When I became an Eagle Scout four years ago, nobody knew I was gay — I was still in the process of accepting it myself. If I had told anyone, I would not have been given the award, despite a decade of involvement with scouting, countless hours with dozens of volunteers installing a garden at my elementary school and more than a hundred nights camping in the California wilderness.
Becoming an Eagle Scout was one of my proudest achievements as a teenager. My parents were thrilled as I was presented with the award in the Mormon chapel where my dad, the bishop of our local congregation and a former scoutmaster, had received his. As I thanked my peers and leaders for their support, I spoke from the same pulpit where a few years earlier, a letter had been read announcing the church’s decision to intervene in the battle over Proposition 8, which amended California’s constitution to prohibit same-sex marriage.

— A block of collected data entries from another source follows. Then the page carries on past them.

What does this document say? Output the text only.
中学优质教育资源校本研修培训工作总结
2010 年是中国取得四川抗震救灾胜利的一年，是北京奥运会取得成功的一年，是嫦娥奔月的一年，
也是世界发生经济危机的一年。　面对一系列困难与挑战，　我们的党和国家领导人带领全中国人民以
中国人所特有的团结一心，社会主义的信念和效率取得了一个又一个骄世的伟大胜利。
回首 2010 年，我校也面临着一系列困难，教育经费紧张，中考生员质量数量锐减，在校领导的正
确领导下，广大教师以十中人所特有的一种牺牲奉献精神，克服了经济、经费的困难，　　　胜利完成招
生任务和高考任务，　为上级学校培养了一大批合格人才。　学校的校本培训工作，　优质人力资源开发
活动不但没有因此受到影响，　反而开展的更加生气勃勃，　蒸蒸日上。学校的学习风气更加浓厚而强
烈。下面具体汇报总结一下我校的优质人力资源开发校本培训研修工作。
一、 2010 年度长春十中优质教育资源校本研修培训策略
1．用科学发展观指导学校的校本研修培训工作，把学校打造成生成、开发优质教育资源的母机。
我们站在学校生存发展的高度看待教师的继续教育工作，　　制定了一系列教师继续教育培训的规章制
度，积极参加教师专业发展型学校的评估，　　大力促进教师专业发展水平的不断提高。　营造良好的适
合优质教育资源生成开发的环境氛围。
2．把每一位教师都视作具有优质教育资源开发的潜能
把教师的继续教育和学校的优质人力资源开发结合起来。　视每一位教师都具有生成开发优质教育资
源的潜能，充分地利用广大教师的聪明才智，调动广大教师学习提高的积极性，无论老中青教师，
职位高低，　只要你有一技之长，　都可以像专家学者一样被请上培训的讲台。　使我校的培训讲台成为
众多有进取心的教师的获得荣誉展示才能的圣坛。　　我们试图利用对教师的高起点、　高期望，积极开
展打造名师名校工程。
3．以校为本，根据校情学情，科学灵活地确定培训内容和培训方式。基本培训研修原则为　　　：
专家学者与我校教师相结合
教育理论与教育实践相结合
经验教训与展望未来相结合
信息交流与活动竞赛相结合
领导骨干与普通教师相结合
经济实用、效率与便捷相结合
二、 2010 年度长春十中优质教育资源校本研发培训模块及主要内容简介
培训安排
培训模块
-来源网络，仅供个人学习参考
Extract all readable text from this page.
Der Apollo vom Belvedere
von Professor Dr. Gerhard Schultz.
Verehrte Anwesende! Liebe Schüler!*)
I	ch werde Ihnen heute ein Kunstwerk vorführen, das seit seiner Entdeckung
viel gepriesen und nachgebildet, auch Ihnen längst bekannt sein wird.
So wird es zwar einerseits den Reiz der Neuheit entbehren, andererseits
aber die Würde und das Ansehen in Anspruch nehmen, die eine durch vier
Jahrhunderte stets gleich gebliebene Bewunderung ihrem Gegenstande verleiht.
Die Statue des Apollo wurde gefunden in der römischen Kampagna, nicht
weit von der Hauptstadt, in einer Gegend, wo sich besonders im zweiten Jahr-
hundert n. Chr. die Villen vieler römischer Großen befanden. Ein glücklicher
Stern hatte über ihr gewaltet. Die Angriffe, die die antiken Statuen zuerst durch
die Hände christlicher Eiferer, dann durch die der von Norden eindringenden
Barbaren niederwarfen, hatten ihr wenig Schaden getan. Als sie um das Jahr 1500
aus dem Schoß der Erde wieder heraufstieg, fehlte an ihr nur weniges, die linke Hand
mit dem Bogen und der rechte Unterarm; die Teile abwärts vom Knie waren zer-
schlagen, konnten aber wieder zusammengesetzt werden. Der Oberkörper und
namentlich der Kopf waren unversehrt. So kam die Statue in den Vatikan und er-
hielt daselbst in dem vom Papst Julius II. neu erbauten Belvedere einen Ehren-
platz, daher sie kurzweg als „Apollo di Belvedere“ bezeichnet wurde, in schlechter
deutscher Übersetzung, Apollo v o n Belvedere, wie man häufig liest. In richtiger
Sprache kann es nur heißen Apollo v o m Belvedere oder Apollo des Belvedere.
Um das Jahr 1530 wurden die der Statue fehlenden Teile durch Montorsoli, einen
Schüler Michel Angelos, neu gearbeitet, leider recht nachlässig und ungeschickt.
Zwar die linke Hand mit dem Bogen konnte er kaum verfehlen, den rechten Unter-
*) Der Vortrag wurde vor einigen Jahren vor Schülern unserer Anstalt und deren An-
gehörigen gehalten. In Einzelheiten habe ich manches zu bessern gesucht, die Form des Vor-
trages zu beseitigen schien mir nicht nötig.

The ensuing fight entangled California, the church and the Boy Scouts of America in an intense cultural debate that has continued to play out in my own life and around the country.
Since 2008, the country has moved swiftly towards fully embracing lesbian, gay and bisexual people. Within the Church of Jesus Christ of Latter-Day Saints, the shift has been slower, but there has still been notable progress. Earlier this year, for example, the church backed a Utah law banning housing and employment discrimination on the basis of sexual orientation, and last month it made an unprecedented contribution to the Utah Pride Center.
The Boy Scouts of America has also responded to this momentous cultural change, and it has become a more accepting place in the process. In 2013, after heated internal discussion, the organization finally changed its policy and began allowing openly gay scouts. Last week, it ended its longstanding and controversial ban on gay leaders and employees — although in order to maintain the support of the many religious institutions that sponsor Boy Scout troops, individual units will still be allowed to discriminate.
Despite this compromise, the Mormon Church said it is “deeply troubled” by the new inclusive policy. After a century of symbiosis and mutual growth, the church is considering ending its relationship with the Boy Scouts of America as a result.
That would be a sad mistake.
If the church pulls support for scouting, half a million Mormon Boy Scouts — thousands of whom are probably gay — will miss out on the friendship, confidence, leadership, mentoring, and fun that scouting can foster.
A Mormon exodus would also cripple the Boy Scouts of America as an institution. The church sponsors one in three Boy Scout troops, and is by far the largest chartering organization. If it leaves, Boy Scout troops, councils and camps around the country will struggle to maintain the funding and membership they need to survive, especially if other religious groups follow the church’s lead.
A spokesman for the church said “the admission of openly gay leaders is inconsistent with the doctrines of the church and what have traditionally been the values of the Boy Scouts of America.”
Really? What doctrine?
The church’s official stance on what it still calls “same-sex attraction” is that being gay is neither a sin nor a choice, and that gay members who follow church teachings can hold the priesthood, attend temples, and serve in church callings. Unwillingness to let otherwise qualified gay men serve in church callings as Boy Scout leaders — and threatening to leave scouting for simply allowing other troops to do so — is duplicitous and homophobic.
Gay men are allowed to serve in other church roles, but they apparently cannot be trusted as leaders and role models for boys, even though the church requires male leaders at its camps for girls and allows women to lead Cub Scouts. Through its public statements and political meddling, the church has made its condemnation of gay relationships clear. But it still claims to welcome gay people. This is a claim the church cannot credibly make without fully embracing scouting’s new leadership policy.
The Boy Scouts of America is the premier leadership organization for young men in America. It has produced leaders like Michael Bloomberg, Bill Gates, and Neil Armstrong. The U.S. Army gives Eagle Scouts who enlist an automatic promotion. When I became an Eagle Scout, I received a letter from the President and an American flag that had been flown over the U.S. Capitol.
Scouting has finally recognized that it cannot claim to teach leadership if it tells some of its members an innate characteristic makes them unfit to lead. The Mormon Church must learn the same lesson, or it will fracture an important American institution that has given millions of boys practical skills and a moral compass with which to navigate life.
Boy Scouts taught me everything from citizenship to sailing to shotgun shooting to CPR. I learned how to cook, how to camp, and to always keep an eye out for others. I endeavored to be trustworthy, loyal, kind and brave, and in the process, I gained friends, mentors, and a chance to lead. In an essay for my Eagle Scout application, I wrote about my desire to stay involved with the organization as an adult to ensure that other boys had the same opportunities for personal growth that scouting gave me. I am still committed to scouting. Mormon leaders should be too.